Questions to ask your provider:
- Which laser device and wavelength do you recommend for my specific pigment type and skin tone?
- What is your experience treating Fitzpatrick IV to VI skin with this device?
- What energy settings will you use, and how do you adjust for melanin-rich skin?
- What is the realistic risk of post-inflammatory hyperpigmentation or hypopigmentation with this protocol?
- How many sessions do you typically recommend, and what intervals do you use between them?
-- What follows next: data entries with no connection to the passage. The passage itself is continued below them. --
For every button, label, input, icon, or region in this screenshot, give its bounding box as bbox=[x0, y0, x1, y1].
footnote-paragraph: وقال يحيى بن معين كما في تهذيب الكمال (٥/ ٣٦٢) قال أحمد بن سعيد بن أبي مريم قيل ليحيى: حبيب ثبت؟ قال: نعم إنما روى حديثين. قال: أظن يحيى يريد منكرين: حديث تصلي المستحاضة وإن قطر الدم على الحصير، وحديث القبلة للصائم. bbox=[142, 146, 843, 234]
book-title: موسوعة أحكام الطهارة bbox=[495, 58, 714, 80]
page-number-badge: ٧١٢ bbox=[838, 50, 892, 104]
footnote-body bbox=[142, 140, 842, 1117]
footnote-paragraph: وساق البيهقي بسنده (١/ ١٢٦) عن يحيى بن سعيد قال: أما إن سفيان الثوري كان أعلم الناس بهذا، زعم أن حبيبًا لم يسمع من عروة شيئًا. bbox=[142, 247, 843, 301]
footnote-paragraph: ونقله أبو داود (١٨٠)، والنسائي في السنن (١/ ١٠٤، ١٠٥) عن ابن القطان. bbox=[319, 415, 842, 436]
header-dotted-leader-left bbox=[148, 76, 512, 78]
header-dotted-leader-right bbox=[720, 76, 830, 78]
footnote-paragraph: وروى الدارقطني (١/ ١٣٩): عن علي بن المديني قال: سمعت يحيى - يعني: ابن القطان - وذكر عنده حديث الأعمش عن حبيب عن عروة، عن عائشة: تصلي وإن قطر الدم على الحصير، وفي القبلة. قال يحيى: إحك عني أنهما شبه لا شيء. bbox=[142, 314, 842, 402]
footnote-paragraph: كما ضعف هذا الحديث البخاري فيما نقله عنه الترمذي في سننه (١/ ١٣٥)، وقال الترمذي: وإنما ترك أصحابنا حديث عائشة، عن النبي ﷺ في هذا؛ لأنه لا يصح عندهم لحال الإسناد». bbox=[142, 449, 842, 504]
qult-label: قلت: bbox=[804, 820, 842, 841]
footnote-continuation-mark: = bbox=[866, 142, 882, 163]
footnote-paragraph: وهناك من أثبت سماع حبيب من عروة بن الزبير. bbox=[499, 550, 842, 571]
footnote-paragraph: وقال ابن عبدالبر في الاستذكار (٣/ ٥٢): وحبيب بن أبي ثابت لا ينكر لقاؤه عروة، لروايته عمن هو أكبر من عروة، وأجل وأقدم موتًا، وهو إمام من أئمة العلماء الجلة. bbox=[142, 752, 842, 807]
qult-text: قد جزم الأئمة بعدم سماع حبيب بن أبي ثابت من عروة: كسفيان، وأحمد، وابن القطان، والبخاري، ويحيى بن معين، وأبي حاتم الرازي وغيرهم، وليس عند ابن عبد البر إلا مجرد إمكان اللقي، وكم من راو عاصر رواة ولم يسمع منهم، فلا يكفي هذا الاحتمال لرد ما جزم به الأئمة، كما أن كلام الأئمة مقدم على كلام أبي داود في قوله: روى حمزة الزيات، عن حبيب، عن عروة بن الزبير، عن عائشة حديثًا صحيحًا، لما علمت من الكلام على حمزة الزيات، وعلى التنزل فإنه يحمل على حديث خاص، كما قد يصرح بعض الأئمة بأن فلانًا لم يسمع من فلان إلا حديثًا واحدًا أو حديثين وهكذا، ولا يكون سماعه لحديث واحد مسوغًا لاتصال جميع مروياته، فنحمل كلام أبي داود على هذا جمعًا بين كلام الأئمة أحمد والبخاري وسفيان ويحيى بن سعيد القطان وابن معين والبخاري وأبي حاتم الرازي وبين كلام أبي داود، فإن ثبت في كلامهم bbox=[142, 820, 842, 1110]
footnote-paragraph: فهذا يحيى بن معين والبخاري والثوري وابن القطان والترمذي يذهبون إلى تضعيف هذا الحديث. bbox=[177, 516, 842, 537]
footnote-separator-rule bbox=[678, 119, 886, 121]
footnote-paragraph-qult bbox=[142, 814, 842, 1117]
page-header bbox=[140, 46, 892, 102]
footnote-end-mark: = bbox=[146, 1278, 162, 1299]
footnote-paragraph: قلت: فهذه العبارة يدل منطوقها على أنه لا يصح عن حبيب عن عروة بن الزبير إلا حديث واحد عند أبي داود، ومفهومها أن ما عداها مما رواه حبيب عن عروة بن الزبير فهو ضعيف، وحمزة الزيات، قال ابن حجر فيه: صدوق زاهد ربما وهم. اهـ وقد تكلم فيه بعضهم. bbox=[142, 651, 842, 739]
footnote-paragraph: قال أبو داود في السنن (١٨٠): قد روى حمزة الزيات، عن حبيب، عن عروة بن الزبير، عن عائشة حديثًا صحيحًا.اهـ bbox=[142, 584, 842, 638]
- What happens if the pigment comes back or worsens after treatment?
Best paired with:
Laser treatment produces the best outcomes when the skin is well prepared and well supported afterwards. A consistent protection and prevention routine is essential before, during, and after treatment. Many practitioners also prescribe pre-treatment topicals (hydroquinone, retinoids, or both) for 4 to 6 weeks before laser to reduce melanocyte activity and lower the risk of post-treatment rebound. Post-treatment, topical brightening actives (vitamin C, niacinamide, tranexamic acid) are typically resumed once the skin has healed.
Pre-treatment topicals prepare the skin at the surface. What they cannot prepare is the internal environment the melanocytes are sitting in. Laser treatment delivers concentrated energy that the body must process through its inflammatory and repair pathways. If systemic inflammation is already elevated, if oxidative stress is high, or if the micronutrients required for cellular repair are depleted, the skin's response to that energy skews toward rebound rather than resolution. This is part of why identical laser settings produce different outcomes on different people with similar skin tones. The surface was matched, but the internal conditions were not. The signalling-layer pages cover what drives melanocyte behaviour beneath the epidermis.
The Takeaway
Lasers can reach pigment that nothing else can. For the right type of hyperpigmentation on the right skin, they produce results that topicals, peels, and supplements cannot match. That's their genuine strength.
But they are also the treatment where the gap between a good outcome and a bad one is widest. The device matters. The wavelength matters. The settings matter. The practitioner's experience with your specific skin tone and pigment type matters more than all of those combined. The right consultation is worth more than the treatment itself.